Dandes of Argos (Ancient Greek: Δάνδης Ἀργεῖος, transcr. Dandḗs Argeíos, "Dandes [the] Argive") was an ancient Greek athlete listed by Eusebius of Caesarea as a victor in the stadion race of the 77th Olympiad (472 BC). He won two races, but the first was probably in the boys' category, maybe in the 75th Olympiad eight years earlier. He also won once at the Pythian Games and three times at the Nemean Games, according to some sources.; elsewhere, his victories were celebrated by Simonides of Ceos in a poem, which claims that he won fifteen times at Nemea – the discrepancy could again be due to victories in boys' races not recorded elsewhere.

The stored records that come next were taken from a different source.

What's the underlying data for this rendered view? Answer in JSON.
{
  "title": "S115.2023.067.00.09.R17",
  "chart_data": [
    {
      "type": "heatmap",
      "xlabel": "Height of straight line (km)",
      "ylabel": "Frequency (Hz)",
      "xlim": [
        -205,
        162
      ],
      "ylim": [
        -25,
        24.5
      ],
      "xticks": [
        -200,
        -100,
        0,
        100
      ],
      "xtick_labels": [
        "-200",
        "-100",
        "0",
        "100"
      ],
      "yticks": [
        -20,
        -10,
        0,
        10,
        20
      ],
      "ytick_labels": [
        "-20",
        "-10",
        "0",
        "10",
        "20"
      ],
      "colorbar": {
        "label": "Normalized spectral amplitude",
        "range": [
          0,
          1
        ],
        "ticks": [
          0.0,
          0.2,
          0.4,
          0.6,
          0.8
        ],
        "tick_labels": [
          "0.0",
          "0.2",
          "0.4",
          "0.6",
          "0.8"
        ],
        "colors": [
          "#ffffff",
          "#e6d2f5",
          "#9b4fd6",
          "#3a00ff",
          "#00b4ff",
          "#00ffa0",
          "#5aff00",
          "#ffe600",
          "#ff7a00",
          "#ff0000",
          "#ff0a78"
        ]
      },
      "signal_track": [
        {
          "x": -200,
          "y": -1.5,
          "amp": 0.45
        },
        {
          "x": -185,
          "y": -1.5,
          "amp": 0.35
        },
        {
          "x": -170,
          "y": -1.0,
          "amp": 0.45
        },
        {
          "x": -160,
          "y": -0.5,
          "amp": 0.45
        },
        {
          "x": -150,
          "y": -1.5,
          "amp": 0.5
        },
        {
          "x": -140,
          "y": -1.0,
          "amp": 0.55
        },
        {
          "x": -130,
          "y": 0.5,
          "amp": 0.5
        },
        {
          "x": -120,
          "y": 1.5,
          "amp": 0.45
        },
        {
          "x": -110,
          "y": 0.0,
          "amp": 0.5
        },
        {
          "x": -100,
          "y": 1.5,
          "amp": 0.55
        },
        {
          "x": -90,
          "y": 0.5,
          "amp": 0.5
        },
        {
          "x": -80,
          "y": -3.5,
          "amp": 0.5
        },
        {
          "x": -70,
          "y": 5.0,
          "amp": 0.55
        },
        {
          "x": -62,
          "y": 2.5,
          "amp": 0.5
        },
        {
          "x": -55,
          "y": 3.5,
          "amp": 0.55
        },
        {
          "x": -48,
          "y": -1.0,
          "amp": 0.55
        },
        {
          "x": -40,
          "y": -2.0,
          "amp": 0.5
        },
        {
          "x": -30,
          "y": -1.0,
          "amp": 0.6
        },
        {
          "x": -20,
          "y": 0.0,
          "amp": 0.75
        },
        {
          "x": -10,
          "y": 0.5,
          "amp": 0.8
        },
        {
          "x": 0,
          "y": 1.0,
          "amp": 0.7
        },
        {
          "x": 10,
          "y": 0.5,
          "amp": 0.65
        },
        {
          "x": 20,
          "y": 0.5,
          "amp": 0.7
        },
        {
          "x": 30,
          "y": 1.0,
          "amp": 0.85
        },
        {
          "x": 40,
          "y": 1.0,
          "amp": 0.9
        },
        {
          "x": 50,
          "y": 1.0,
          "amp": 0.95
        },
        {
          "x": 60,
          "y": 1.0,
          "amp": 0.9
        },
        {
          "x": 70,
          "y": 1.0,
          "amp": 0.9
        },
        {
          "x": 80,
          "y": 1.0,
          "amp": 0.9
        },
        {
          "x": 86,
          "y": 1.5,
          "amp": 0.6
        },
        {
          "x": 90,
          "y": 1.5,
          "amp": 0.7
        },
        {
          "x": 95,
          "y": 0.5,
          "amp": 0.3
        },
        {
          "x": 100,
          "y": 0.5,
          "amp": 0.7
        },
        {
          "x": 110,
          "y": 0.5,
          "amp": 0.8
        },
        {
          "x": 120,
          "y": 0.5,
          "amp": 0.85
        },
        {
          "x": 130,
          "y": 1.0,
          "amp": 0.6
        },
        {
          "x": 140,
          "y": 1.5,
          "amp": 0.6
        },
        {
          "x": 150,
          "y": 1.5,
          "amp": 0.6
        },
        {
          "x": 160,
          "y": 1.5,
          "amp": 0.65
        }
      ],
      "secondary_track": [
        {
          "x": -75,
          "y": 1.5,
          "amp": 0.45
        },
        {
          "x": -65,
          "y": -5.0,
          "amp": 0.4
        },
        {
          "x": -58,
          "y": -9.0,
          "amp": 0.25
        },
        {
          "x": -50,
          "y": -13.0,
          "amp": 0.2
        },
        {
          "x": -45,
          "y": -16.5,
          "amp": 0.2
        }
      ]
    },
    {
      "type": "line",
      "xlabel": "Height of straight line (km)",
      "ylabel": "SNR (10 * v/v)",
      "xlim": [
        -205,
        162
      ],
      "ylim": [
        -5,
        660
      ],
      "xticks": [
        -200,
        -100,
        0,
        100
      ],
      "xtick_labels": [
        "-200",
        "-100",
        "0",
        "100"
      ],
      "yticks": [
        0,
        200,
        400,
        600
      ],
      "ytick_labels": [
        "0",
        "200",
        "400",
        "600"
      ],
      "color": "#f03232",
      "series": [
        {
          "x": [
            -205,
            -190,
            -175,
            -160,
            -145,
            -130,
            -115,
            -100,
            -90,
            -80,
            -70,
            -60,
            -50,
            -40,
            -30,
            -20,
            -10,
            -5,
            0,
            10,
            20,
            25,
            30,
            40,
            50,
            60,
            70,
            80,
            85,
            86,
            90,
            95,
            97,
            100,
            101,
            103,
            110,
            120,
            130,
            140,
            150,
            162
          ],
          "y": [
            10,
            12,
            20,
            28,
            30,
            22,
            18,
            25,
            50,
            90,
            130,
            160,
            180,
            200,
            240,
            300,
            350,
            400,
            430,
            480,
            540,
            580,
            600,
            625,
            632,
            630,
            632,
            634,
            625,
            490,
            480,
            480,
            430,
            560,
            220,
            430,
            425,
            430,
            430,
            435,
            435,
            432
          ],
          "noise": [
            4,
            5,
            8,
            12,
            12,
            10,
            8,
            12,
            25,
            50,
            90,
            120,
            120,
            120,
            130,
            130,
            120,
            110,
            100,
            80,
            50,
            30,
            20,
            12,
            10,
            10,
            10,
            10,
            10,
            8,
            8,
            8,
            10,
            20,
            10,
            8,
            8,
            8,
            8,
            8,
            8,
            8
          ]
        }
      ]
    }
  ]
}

The poem, an epitaph preserved in the Greek Anthology, reads:
Ἀργεῖος Δάνδης σταδιοδρόμος ἐνθάδε κεῖται,
νίκαις ἱππόβοτον πατρίδ᾿ ἐπευκλεΐσας, Ὀλυμπίᾳ δίς,
ἐν δὲ Πυθῶνι τρία, δύω δ᾿ ἐν Ἰσθμῷ, πεντεκαίδεκ᾿ ἐν Νεμέᾳ
τὰς δ᾿ ἄλλας νίκας οὐκ εὐμαρές ἐστ᾿ ἀριθμῆσαι
Here lies Dandes of Argos, the stadion racer, who gained honour
by his victories for his fatherland, rich in pasture for horses. Twice did he conquer at Olympia,
thrice at Delphi, twice at the Isthmus, and fifteen times at Nemea,
and it is not easy to count his other victories.
Dandes is notable not only as an athlete, but for the frame of reference his various victories provide to such events as the death of tyrant Theron of Acragas (also an Olympic competitor and victor) and the beginning of the war between Theron's son Thrasydaeus and Hiero I of Syracuse (chariot victor in the 78th Olympiad), events recorded by Dionysius of Halicarnassus and Diodorus Siculus with Dandes's victory as a starting point.